Predicting the 2016 Presidential Election

One of the better known models in this area is the Time for Change Model designed by A. Abramowitz. The model uses three factors—the incumbent president’s net approval rating at the end of June (approval minus disapproval), the change in real GDP for Q2 (as percentage) of the election year annualized, and a first term incumbency advantage (two terms for the incumbent party becomes a disadvantage), to predict the winner of the national popular vote, which can also be used as stand-in for electoral collage.

Code is below. The fit is crazy good, Prob F near zero, R^2 at 90%, all predictors are significant.

import io, statsmodels.formula.api as smf, pandas as pd

s="""year,gdp_growth,net_approval,two_terms,incumbent_vote
2012,1.3,-0.8,0,52
2008,1.3,-37,1,46.3
2004,2.6,-0.5,0,51.2
2000,8,19.5,1,50.3
1996,7.1,15.5,0,54.7
1992,4.3,-18,1,46.5
1988,5.2,10,1,53.9
1984,7.1,20,0,59.2
1980,-7.9,-21.7,0,44.7
1976,3,5,1,48.9
1972,9.8,26,0,61.8
1968,7,-5,1,49.6
1964,4.7,60.3,0,61.3
1960,-1.9,37,1,49.9
1956,3.2,53.5,0,57.8
1952,0.4,-27,1,44.5
1948,7.5,-6,1,52.4
"""

df = pd.read_csv(io.StringIO(s))
regr = 'incumbent_vote ~ gdp_growth + net_approval + two_terms'
results = smf.ols(regr, data=df).fit()
print ('R^2',results.rsquared)
R^2 0.9011858911763367

For the future, we ran couple of scenarios.

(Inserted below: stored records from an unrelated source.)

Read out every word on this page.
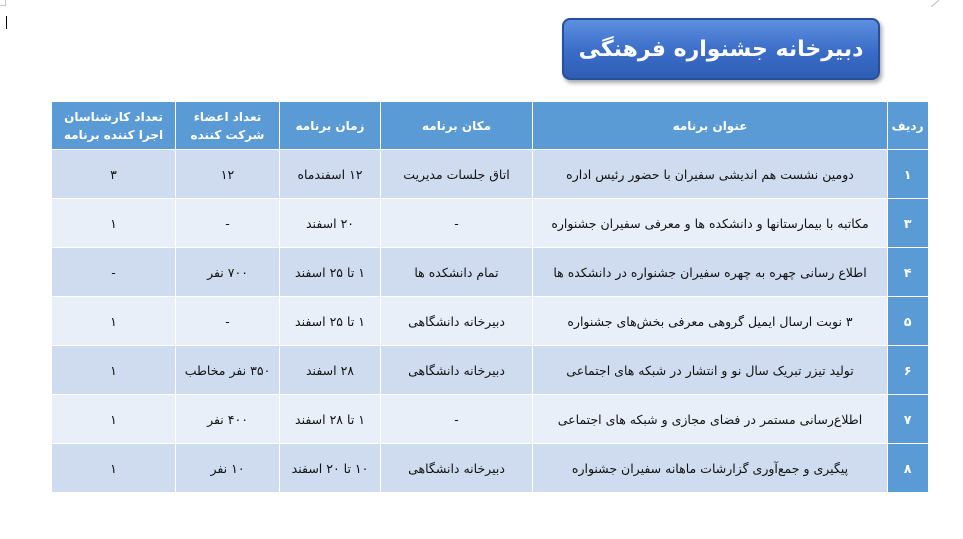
دبیرخانه جشنواره فرهنگی
ردیف	عنوان برنامه	مکان برنامه	زمان برنامه	تعداد اعضاء شرکت کننده	تعداد کارشناسان اجرا کننده برنامه
۱	دومین نشست هم اندیشی سفیران با حضور رئیس اداره	اتاق جلسات مدیریت	۱۲ اسفندماه	۱۲	۳
۳	مکاتبه با بیمارستانها و دانشکده ها و معرفی سفیران جشنواره	-	۲۰ اسفند	-	۱
۴	اطلاع رسانی چهره به چهره سفیران جشنواره در دانشکده ها	تمام دانشکده ها	۱ تا ۲۵ اسفند	۷۰۰ نفر	-
۵	۳ نوبت ارسال ایمیل گروهی معرفی بخش‌های جشنواره	دبیرخانه دانشگاهی	۱ تا ۲۵ اسفند	-	۱
۶	تولید تیزر تبریک سال نو و انتشار در شبکه های اجتماعی	دبیرخانه دانشگاهی	۲۸ اسفند	۳۵۰ نفر مخاطب	۱
۷	اطلاع‌رسانی مستمر در فضای مجازی و شبکه های اجتماعی	-	۱ تا ۲۸ اسفند	۴۰۰ نفر	۱
۸	پیگیری و جمع‌آوری گزارشات ماهانه سفیران جشنواره	دبیرخانه دانشگاهی	۱۰ تا ۲۰ اسفند	۱۰ نفر	۱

We used different GDP growth and approval rating scenarios for current adminstration come June; These are growth 1% net popularity 0, growth 3% popularity 10, and growth %5 and popularity 30. The last two cases are pretty out there, yes; Right now Bam has 0 net popularity. We based this on here and here. GDP can get better - maybe.

Based on this, you get

conf = results.conf_int()
pred = [1., 1.0, 0., 1]
print (np.dot(pred, conf), np.dot(pred, results.params))
pred = [1., 2.0, 5., 1]
print (np.dot(pred, conf), np.dot(pred, results.params))
pred = [1., 3.0, 10., 1]
print (np.dot(pred, conf), np.dot(pred, results.params))
[43.48008619 51.95566396] 47.71787507411282
[44.07413046 53.50829153] 48.79121099512867
[44.66817473 55.0609191 ] 49.864546916144526

For the first scenario Hillary’s chances of winning are between 43% and 52%, likely loss. The second one at 2% growth and net popularity 5 is also likely loss. The third is a toss up.

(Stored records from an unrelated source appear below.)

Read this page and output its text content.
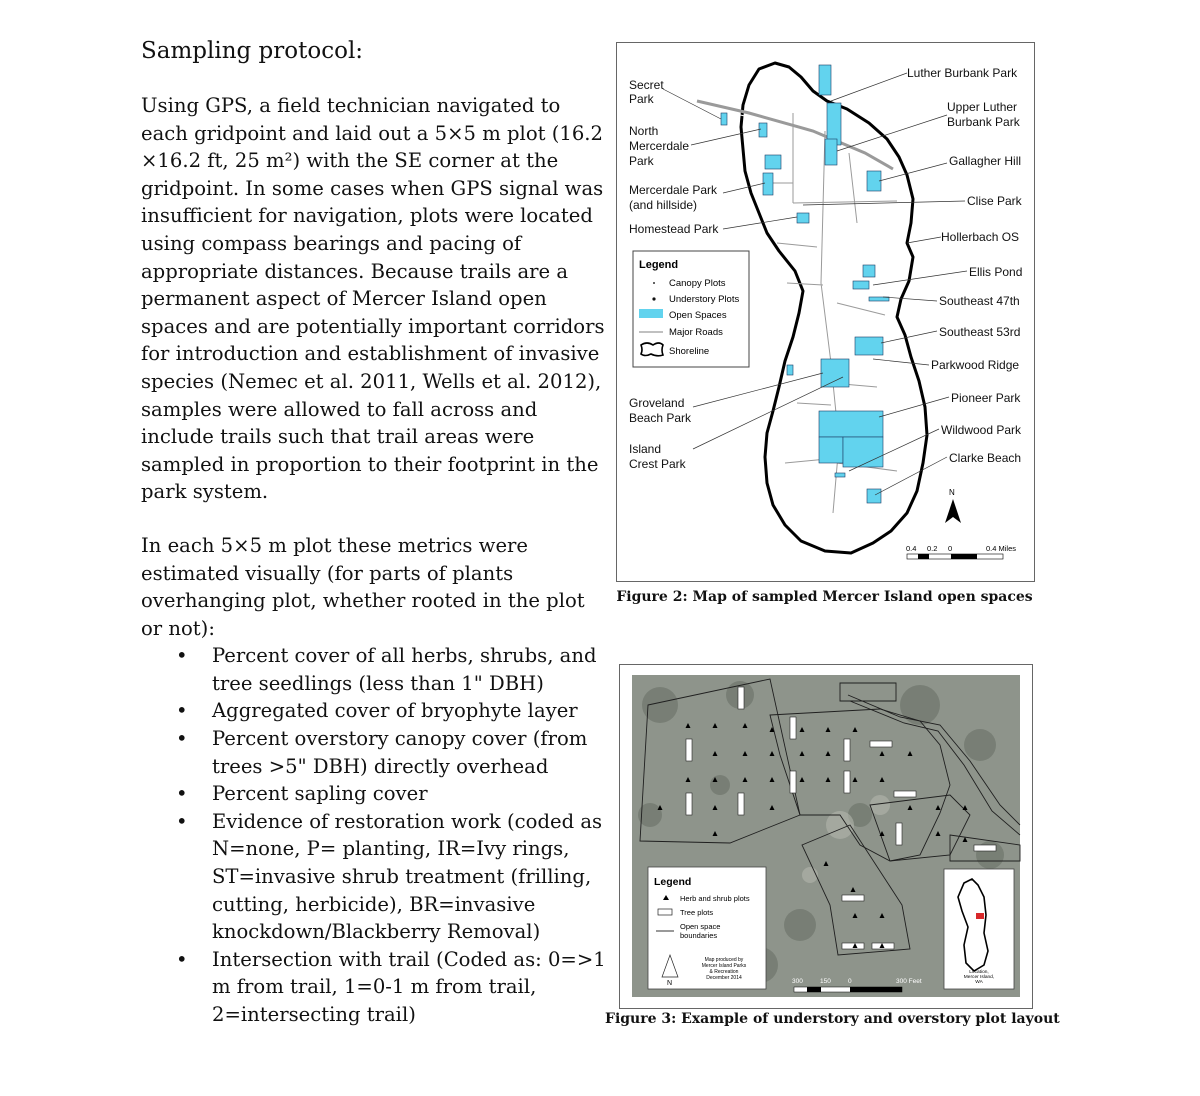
Sampling protocol:

Using GPS, a field technician navigated to each gridpoint and laid out a 5×5 m plot (16.2 ×16.2 ft, 25 m²) with the SE corner at the gridpoint. In some cases when GPS signal was insufficient for navigation, plots were located using compass bearings and pacing of appropriate distances. Because trails are a permanent aspect of Mercer Island open spaces and are potentially important corridors for introduction and establishment of invasive species (Nemec et al. 2011, Wells et al. 2012), samples were allowed to fall across and include trails such that trail areas were sampled in proportion to their footprint in the park system.

In each 5×5 m plot these metrics were estimated visually (for parts of plants overhanging plot, whether rooted in the plot or not):

• Percent cover of all herbs, shrubs, and tree seedlings (less than 1" DBH)
• Aggregated cover of bryophyte layer
• Percent overstory canopy cover (from trees >5" DBH) directly overhead
• Percent sapling cover
• Evidence of restoration work (coded as N=none, P= planting, IR=Ivy rings, ST=invasive shrub treatment (frilling, cutting, herbicide), BR=invasive knockdown/Blackberry Removal)
• Intersection with trail (Coded as: 0=>1 m from trail, 1=0-1 m from trail, 2=intersecting trail)
Secret
Park
North
Mercerdale
Park
Mercerdale Park
(and hillside)
Homestead Park
Groveland
Beach Park
Island
Crest Park
Luther Burbank Park
Upper Luther
Burbank Park
Gallagher Hill
Clise Park
Hollerbach OS
Ellis Pond
Southeast 47th
Southeast 53rd
Parkwood Ridge
Pioneer Park
Wildwood Park
Clarke Beach
Legend
Canopy Plots
Understory Plots
Open Spaces
Major Roads
Shoreline
N
0.4 0.2 0	0.4 Miles
Figure 2: Map of sampled Mercer Island open spaces
Legend
Herb and shrub plots
Tree plots
Open space
boundaries
N
Map produced by
Mercer Island Parks
& Recreation
December 2014	300	150	0	300 Feet
Location,
Mercer Island,
WA
Figure 3: Example of understory and overstory plot layout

It is interesting to note that Bill Clinton, known as a good campaigner, had significant advantages going into the 1992 election. It is also interesting so much hinges on a very rough number such as growth and general popularity. But in a way this makes sense; Voting for a single person is a blunt instrument really, hence, the basis people use to judge it is also pretty general. Intuitively it makes sense; if a party stays in da house too long, people want to throw you outa there, if there is no growth, the incumbent is not popular, the climb for the candidate from that party becomes steeper and steeper.